Spoon the mixture (in batches if necessary) into the container of a food processor or blender and pulse until the salsa reaches the consistency you prefer, either chunky or a smooth puree.  Makes approximately one quart of salsa, which should be stored in the refrigerator or freezer. This recipe may be doubled or tripled.  

What's Bugging Me 

Cool weather is settling in and I will say not much is bugging me now. But the insects that rob my garden are still well imprinted on my memories of the summer. Squash bugs can put a damper on a summer day, as can a potato beetle.  What am I to do now ?

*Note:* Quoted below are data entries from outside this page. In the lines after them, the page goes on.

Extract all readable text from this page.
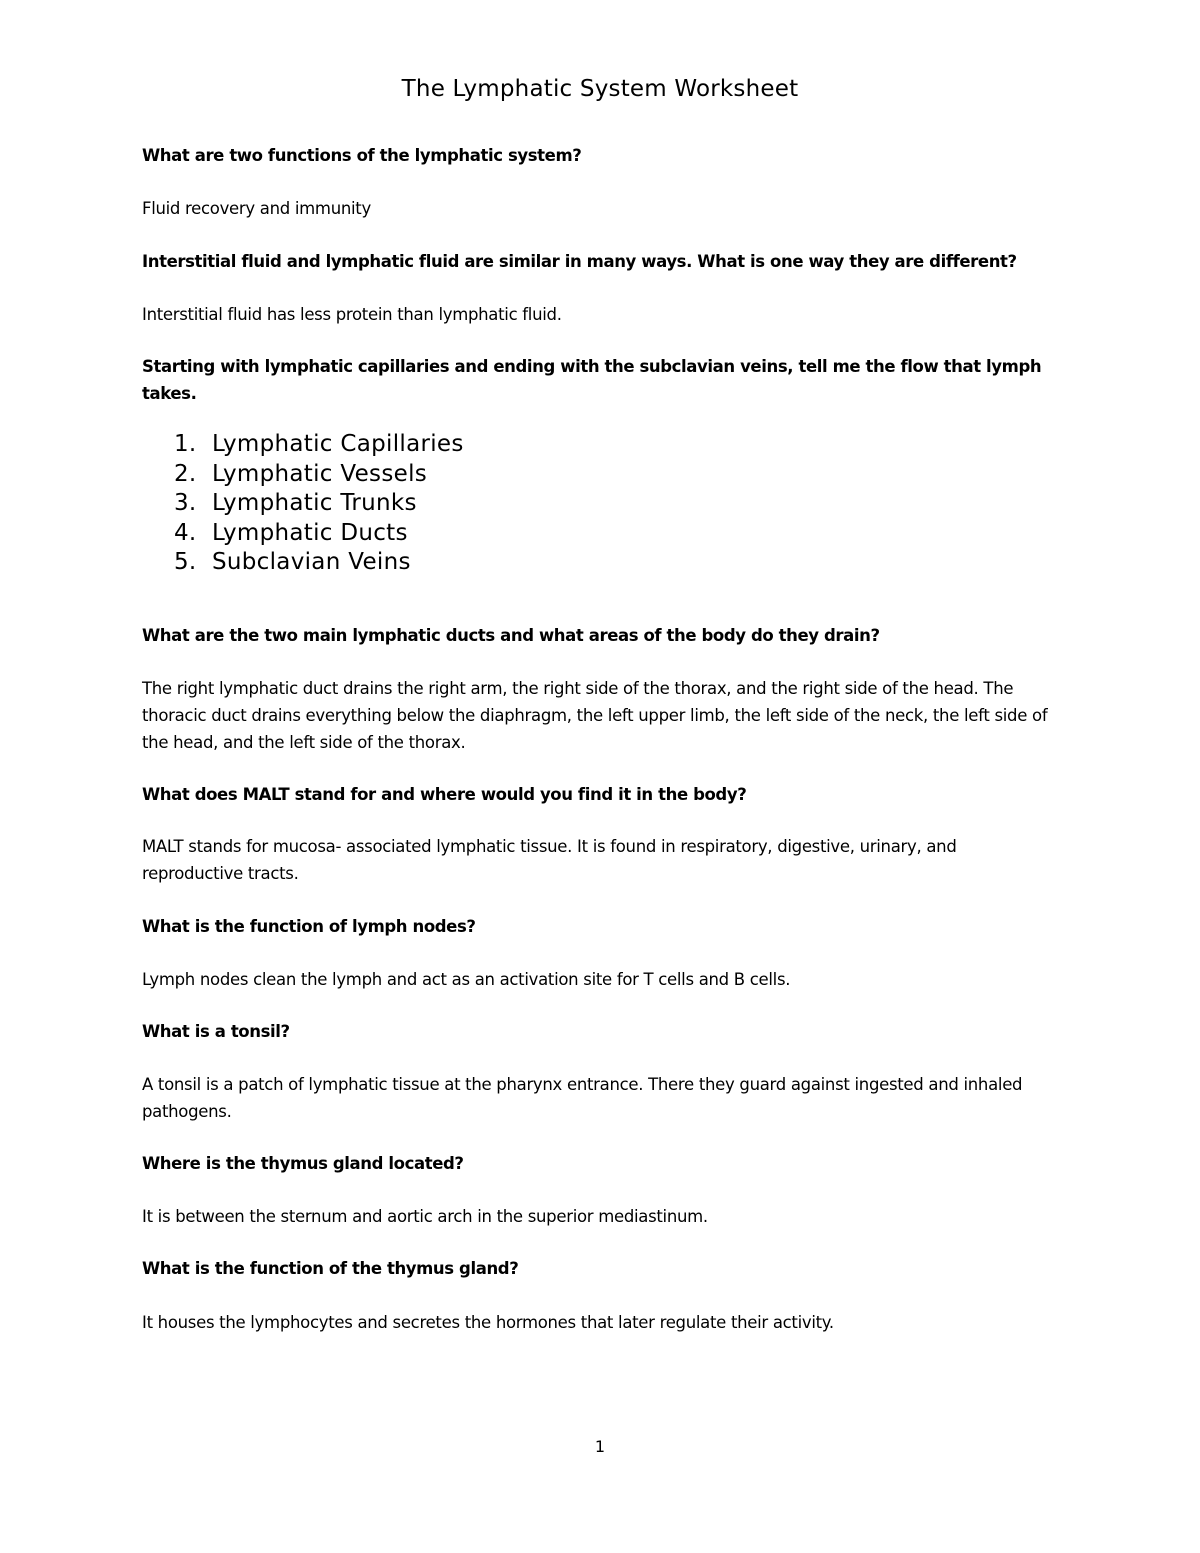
The Lymphatic System Worksheet
What are two functions of the lymphatic system?
Fluid recovery and immunity
Interstitial fluid and lymphatic fluid are similar in many ways. What is one way they are different?
Interstitial fluid has less protein than lymphatic fluid.
Starting with lymphatic capillaries and ending with the subclavian veins, tell me the flow that lymph takes.
1. Lymphatic Capillaries
2. Lymphatic Vessels
3. Lymphatic Trunks
4. Lymphatic Ducts
5. Subclavian Veins
What are the two main lymphatic ducts and what areas of the body do they drain?
The right lymphatic duct drains the right arm, the right side of the thorax, and the right side of the head. The thoracic duct drains everything below the diaphragm, the left upper limb, the left side of the neck, the left side of the head, and the left side of the thorax.
What does MALT stand for and where would you find it in the body?
MALT stands for mucosa- associated lymphatic tissue. It is found in respiratory, digestive, urinary, and reproductive tracts.
What is the function of lymph nodes?
Lymph nodes clean the lymph and act as an activation site for T cells and B cells.
What is a tonsil?
A tonsil is a patch of lymphatic tissue at the pharynx entrance. There they guard against ingested and inhaled pathogens.
Where is the thymus gland located?
It is between the sternum and aortic arch in the superior mediastinum.
What is the function of the thymus gland?
It houses the lymphocytes and secretes the hormones that later regulate their activity.
1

    There are some things you can do. Rotate, Rotate, Rotate... The first line of defense is crop rotation.   We have a great crop rotation file that you can download from our website : Crop Rotation 

Bad bugs love to return to the scene of the crime or overwinter in the area the buffet was located.   You can also till your garden just before the frost sets in. This will expose the overwintering pest to the cold and hopefully kill them. I am not a fan of tilling, but in extreme areas where you know its an overwintering type of pest I say go for it!
    Clean up your garden. If you have had pest problems like Potato Beetles, pull out the left over plants and burn them. 
     Also, think about companion planting.  There are 2 solid reasons I can see for companion planting.
1. Some insects are repelled by certain plants.
2. Plants such as basil may mask the scent of tomatoes making it harder for the pest to find.

Remember most bad pests are specialists which means they have a limited type of plant they feed on.
  
If you have chickens, fall and early spring are great times to let them go wild in the garden, eating up bugs and plants. They will eat just about any thing ....Keep that in mind when you put them in the garden.

     Think about planting areas with plants that invite beneficial insects into your garden. Many native flowering plants host the good guys, and fall is a good time to plant. 
 
Now relax and enjoy a insect free winter.